A Eneida está imitada nos Lusíadas logo no verso inicial,
precisamente o citado em O Ano da Morte
de Ricardo Reis e escandido (dividido na métrica) no vídeo.
E,
depois, a Divina Comédia, de Dante. (À margem: o vocábulo «dantesco» está a ser por estes dias tão mal usado. «Dantesco» = 'que lembra o horror das descrições de Dante na sua Divina Comédia'.)
Mas
regressemos a O Ano da Morte de Ricardo
Reis.
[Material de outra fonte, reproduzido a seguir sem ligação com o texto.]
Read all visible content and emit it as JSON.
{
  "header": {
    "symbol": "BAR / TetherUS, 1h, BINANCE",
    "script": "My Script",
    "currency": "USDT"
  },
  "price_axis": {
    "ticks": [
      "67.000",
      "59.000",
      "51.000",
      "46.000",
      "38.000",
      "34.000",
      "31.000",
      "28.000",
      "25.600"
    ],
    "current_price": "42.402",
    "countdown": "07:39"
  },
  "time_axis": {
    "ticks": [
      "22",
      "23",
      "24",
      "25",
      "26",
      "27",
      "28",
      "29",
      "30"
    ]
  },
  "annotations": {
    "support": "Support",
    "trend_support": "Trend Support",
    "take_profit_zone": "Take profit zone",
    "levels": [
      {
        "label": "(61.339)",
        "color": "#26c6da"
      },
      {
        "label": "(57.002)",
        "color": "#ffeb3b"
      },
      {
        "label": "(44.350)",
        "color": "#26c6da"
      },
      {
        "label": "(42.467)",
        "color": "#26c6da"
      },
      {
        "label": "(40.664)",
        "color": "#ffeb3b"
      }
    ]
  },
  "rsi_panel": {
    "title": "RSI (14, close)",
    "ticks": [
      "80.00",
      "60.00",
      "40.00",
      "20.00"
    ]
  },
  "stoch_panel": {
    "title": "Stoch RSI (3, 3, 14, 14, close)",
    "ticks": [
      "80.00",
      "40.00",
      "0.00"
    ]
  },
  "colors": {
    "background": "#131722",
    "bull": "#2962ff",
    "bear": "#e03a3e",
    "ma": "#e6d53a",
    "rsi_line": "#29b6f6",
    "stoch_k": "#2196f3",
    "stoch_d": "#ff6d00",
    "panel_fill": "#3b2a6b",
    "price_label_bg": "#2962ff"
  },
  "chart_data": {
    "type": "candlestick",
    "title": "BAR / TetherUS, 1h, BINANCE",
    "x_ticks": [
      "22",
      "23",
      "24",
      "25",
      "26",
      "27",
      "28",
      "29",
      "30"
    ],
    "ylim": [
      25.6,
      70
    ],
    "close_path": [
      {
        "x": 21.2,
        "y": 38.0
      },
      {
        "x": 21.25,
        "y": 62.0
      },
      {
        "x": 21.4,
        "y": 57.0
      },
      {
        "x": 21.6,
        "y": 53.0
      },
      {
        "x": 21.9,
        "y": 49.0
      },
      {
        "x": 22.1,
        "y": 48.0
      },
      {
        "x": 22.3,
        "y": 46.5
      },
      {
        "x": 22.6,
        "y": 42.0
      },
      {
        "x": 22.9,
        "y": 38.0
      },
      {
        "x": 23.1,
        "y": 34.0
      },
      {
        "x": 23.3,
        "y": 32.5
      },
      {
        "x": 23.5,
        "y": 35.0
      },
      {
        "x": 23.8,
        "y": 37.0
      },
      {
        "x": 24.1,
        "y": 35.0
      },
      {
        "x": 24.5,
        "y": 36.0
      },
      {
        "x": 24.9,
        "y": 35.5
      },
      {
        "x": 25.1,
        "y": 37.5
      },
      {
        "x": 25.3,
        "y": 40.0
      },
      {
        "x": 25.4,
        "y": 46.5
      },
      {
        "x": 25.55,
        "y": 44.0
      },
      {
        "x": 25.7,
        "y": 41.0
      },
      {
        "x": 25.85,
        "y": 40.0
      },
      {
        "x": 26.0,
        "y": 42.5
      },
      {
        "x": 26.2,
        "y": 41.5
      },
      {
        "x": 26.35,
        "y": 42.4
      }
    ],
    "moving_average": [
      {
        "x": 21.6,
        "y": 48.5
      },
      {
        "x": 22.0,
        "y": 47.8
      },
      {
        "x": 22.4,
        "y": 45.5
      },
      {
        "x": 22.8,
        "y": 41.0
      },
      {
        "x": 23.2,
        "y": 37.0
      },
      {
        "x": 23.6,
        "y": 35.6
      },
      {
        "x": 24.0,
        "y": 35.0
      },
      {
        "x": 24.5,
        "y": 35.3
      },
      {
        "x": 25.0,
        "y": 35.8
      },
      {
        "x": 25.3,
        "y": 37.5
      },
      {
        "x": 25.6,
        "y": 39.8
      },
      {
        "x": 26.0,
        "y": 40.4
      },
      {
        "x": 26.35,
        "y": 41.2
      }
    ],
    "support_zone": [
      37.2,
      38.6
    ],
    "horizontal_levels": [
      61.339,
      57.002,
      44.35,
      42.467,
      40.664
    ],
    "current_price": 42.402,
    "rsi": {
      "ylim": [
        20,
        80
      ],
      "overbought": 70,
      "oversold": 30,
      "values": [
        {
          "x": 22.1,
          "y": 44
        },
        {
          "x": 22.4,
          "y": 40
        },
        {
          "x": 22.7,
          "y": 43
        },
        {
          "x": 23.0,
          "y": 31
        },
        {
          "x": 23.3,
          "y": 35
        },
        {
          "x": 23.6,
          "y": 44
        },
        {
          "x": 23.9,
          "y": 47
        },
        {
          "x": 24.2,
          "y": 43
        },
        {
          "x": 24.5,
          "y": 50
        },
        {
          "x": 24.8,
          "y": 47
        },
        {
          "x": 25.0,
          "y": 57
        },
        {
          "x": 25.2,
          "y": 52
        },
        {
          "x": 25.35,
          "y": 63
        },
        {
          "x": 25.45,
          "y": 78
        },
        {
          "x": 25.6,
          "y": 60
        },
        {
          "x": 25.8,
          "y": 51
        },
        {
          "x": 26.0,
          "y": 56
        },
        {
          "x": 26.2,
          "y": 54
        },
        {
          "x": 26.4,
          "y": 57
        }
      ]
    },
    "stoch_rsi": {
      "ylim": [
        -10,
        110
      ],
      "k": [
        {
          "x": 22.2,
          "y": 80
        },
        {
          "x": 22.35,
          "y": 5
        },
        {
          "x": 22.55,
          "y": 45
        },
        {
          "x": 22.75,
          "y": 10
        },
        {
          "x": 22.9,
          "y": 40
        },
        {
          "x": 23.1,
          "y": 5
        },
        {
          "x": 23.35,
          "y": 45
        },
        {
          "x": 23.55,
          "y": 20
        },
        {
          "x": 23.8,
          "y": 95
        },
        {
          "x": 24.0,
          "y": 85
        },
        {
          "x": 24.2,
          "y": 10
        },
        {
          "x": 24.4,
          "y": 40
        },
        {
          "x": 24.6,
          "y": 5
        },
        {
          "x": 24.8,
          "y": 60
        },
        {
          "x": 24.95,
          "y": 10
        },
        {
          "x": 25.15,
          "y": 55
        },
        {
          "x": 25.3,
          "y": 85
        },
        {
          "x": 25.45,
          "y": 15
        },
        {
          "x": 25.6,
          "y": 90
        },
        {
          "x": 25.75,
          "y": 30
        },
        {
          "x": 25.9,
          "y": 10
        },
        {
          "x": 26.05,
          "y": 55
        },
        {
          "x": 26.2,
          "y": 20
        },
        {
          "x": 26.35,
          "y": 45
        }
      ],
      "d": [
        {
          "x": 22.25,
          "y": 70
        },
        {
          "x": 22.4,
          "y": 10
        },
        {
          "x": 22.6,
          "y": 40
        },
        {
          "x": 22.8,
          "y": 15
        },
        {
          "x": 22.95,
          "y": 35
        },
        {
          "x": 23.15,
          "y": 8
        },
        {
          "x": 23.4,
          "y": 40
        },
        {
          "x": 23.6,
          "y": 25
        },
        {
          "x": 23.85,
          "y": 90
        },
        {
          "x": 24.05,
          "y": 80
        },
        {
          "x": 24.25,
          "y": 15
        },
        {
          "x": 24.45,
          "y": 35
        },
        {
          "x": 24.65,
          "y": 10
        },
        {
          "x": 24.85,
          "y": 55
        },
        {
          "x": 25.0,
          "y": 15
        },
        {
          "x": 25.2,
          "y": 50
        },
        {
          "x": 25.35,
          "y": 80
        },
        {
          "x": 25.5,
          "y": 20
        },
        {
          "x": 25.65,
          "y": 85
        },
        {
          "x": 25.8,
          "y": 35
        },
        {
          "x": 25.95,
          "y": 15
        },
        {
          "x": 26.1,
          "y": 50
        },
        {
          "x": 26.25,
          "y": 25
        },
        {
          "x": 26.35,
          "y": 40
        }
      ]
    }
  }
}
É ainda no terceiro capítulo que, regressado ao hotel, nessa última
noite do ano, Reis recebe a visita de Pessoa (que estava morto — lembro, desde
30 de novembro de 1935 — mas dentro dos nove meses que seriam permitidos para a
transição vida-morte, simétrica da gestação na barriga da mãe).
A
propósito, tenho de lhes aconselhar Numa
Casca de Noz, de Ian McEwan, um livro de género híbrido, entre o policial, o
drama leve, com ironia, de autor que já conhecemos (no 10.º ano vimos Expiação, uma adaptação a filme que respeita muito o livro de
McEwan).
Em Numa Casca de Noz temos a preparação de um
crime na perspetiva do bebé na barriga da mãe que pensa cometer esse crime (em
colaboração com o amante). O narrador é o ser em gestação, que se vai
apercebendo, inferindo, nem sempre bem, dos passos da execução dessa tramoia
(cuja vítima deverá ser o seu pai). Ou seja, os nove meses, neste caso, são
concedidos ao narrador, que, tal como Pessoa em OAMRR, também não é a personagem principal (em OAMRR é Reis; na novela de
McEwan será a mãe).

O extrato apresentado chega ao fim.